Synchronisation eine der Hauptfunktionen

Überhaupt scheint Synchronisation eine der Hauptfunktionen bei Windows 8 zu sein. Es gibt eine Kachel für SkyDrive: dem Microsoft Cloud-Speicherplatz, der 25 Gigabyte bietet. Das sind 20 mehr als Apple den Usern ohne Entgelt einräumt. Zudem bietet Win 8 auch eine Verknüpfung mit Xbox Live. Dafür gibt es eine eigene App, über die man auf Freundeslisten, Avatare und zuletzt gespielte Games zugreifen kann.

Microsoft will so die Mauern zwischen den Systemwelten niederreißen und sie unter einer Oberfläche vereinen: Und die heißt Metro. Welche Möglichkeiten diese Integration am Ende tatsächlich bietet, muss man abwarten.

Vorstellbar ist, dass man am PC mit einem Freund auf der Xbox spielt. Bestimmt aber wird man Filme oder Musik nur einmal kaufen, um sie auf allen eigenen Metro-Systemen abspielen zu können.

Ein neues, attraktives, einfach zu bedienendes System

Die Beta scheint dabei bereits sehr nah an der Endeversion zu bewegen. Windows 8 läuft überaus schnell und flüssig. Auch die Zeit vom Start des Systems bis zum Spielen mit den Möglichkeiten misst man tatsächlich nur noch in Sekunden, nicht mehr in Minuten.

Da hat Microsoft Windows deutlich entschlackt und aufgeräumt. Auch mit den Systemressourcen geht das System sehr pfleglich und ist trotz des intensiven Tests nicht einmal abgestürzt. Manche User haben da aber andere Erfahrungen gemacht.

Was bleibt, ist die Erkenntnis, dass Microsoft es geschafft hat, über seinen eigenen Schatten zu springen und ein neues, attraktives, einfach zu bedienendes (!) System zu schaffen — das die Integration der Spielekonsole, mit Windows-Smartphone, Tablets und PCs möglich macht.

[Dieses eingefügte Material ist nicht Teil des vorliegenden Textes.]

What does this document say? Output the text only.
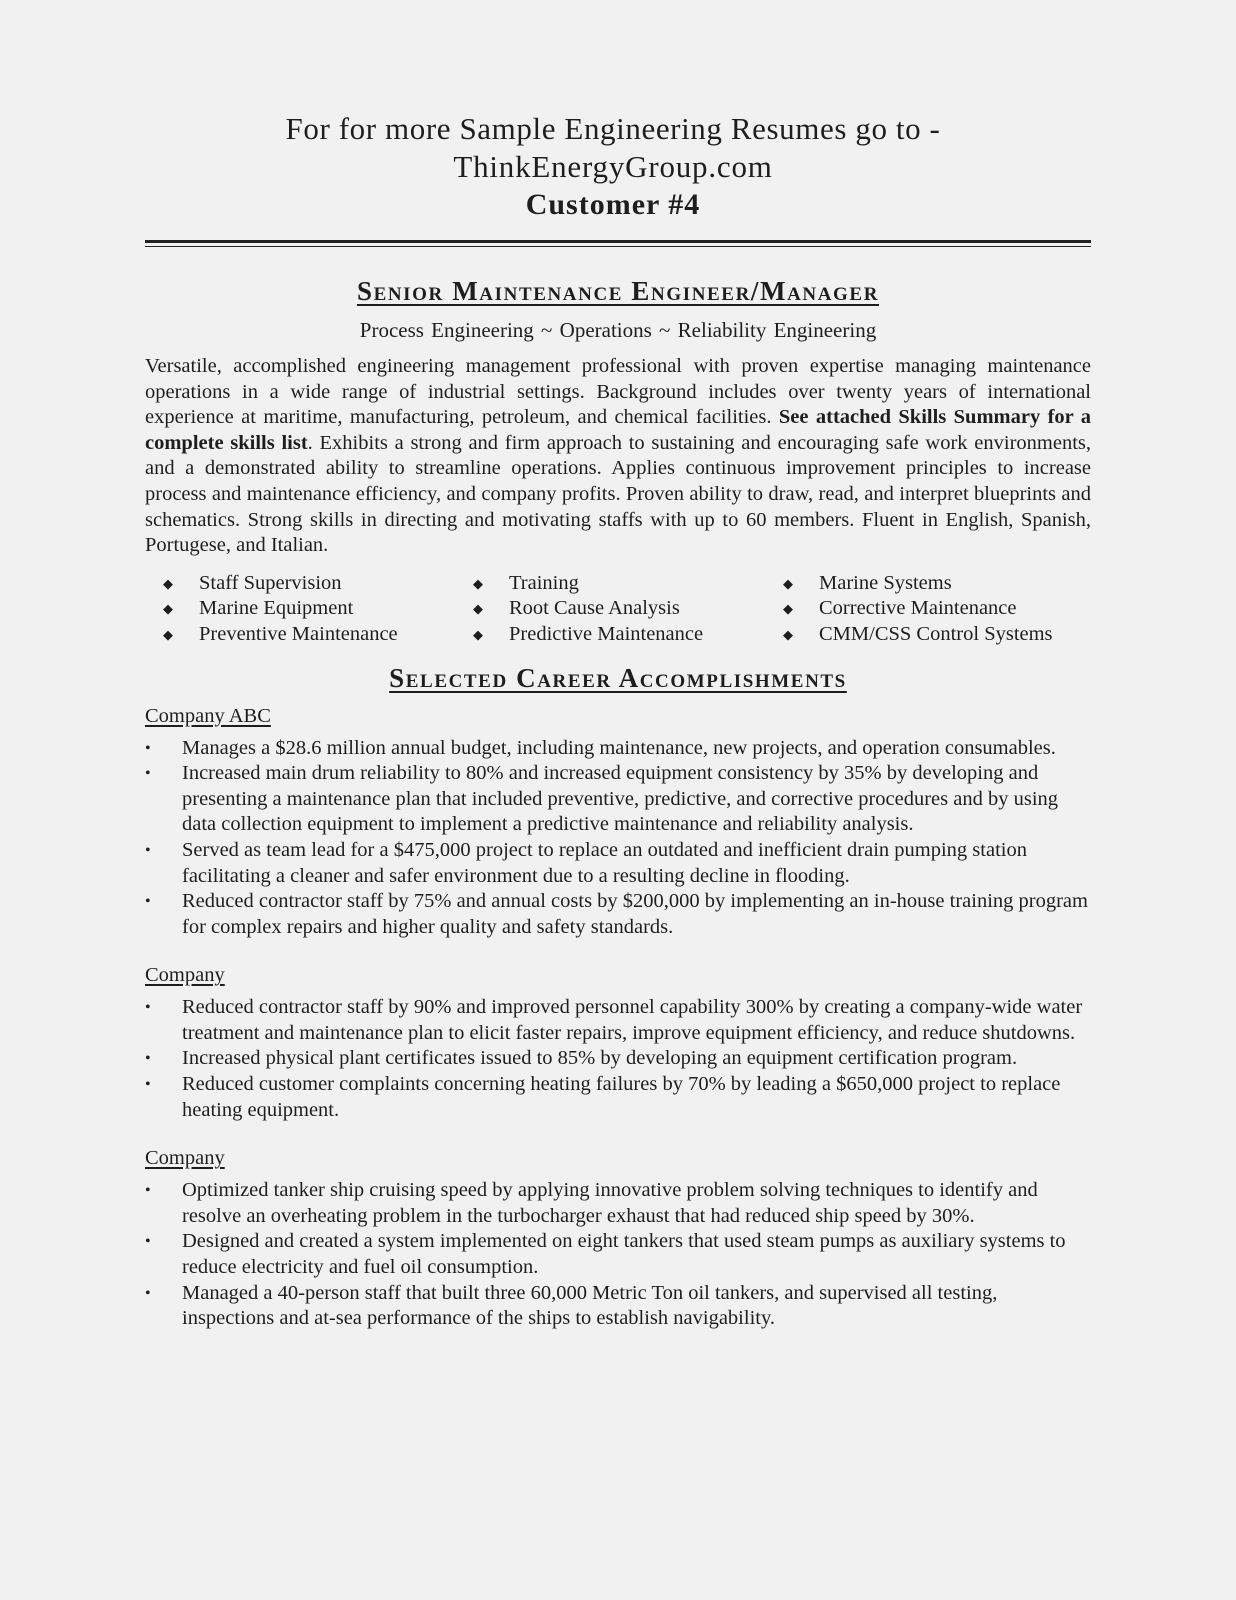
For for more Sample Engineering Resumes go to -
ThinkEnergyGroup.com
Customer #4
Senior Maintenance Engineer/Manager
Process Engineering ~ Operations ~ Reliability Engineering
Versatile, accomplished engineering management professional with proven expertise managing maintenance operations in a wide range of industrial settings. Background includes over twenty years of international experience at maritime, manufacturing, petroleum, and chemical facilities. See attached Skills Summary for a complete skills list. Exhibits a strong and firm approach to sustaining and encouraging safe work environments, and a demonstrated ability to streamline operations. Applies continuous improvement principles to increase process and maintenance efficiency, and company profits. Proven ability to draw, read, and interpret blueprints and schematics. Strong skills in directing and motivating staffs with up to 60 members. Fluent in English, Spanish, Portugese, and Italian.
◆	Staff Supervision	◆	Training	◆	Marine Systems
◆	Marine Equipment	◆	Root Cause Analysis	◆	Corrective Maintenance
◆	Preventive Maintenance	◆	Predictive Maintenance	◆	CMM/CSS Control Systems
Selected Career Accomplishments
Company ABC
•	Manages a $28.6 million annual budget, including maintenance, new projects, and operation consumables.
•	Increased main drum reliability to 80% and increased equipment consistency by 35% by developing and presenting a maintenance plan that included preventive, predictive, and corrective procedures and by using data collection equipment to implement a predictive maintenance and reliability analysis.
•	Served as team lead for a $475,000 project to replace an outdated and inefficient drain pumping station facilitating a cleaner and safer environment due to a resulting decline in flooding.
•	Reduced contractor staff by 75% and annual costs by $200,000 by implementing an in-house training program for complex repairs and higher quality and safety standards.
Company
•	Reduced contractor staff by 90% and improved personnel capability 300% by creating a company-wide water treatment and maintenance plan to elicit faster repairs, improve equipment efficiency, and reduce shutdowns.
•	Increased physical plant certificates issued to 85% by developing an equipment certification program.
•	Reduced customer complaints concerning heating failures by 70% by leading a $650,000 project to replace heating equipment.
Company
•	Optimized tanker ship cruising speed by applying innovative problem solving techniques to identify and resolve an overheating problem in the turbocharger exhaust that had reduced ship speed by 30%.
•	Designed and created a system implemented on eight tankers that used steam pumps as auxiliary systems to reduce electricity and fuel oil consumption.
•	Managed a 40-person staff that built three 60,000 Metric Ton oil tankers, and supervised all testing, inspections and at-sea performance of the ships to establish navigability.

Dennoch hat es einen Nachgeschmack: Quasi mit einer Anmeldung am System hat man Zugriff auf E-Mails, seinen Twitter- und Facebook-Account. Wer schon früher den Datenstrom von seinem Windows-System zu Microsoft misstrauisch beäugt hat, wer bei Googles jüngster Änderung der Datenschutzrichtlinie Angst hatte, kann bei Windows 8 nicht unbedingt beruhigt sein.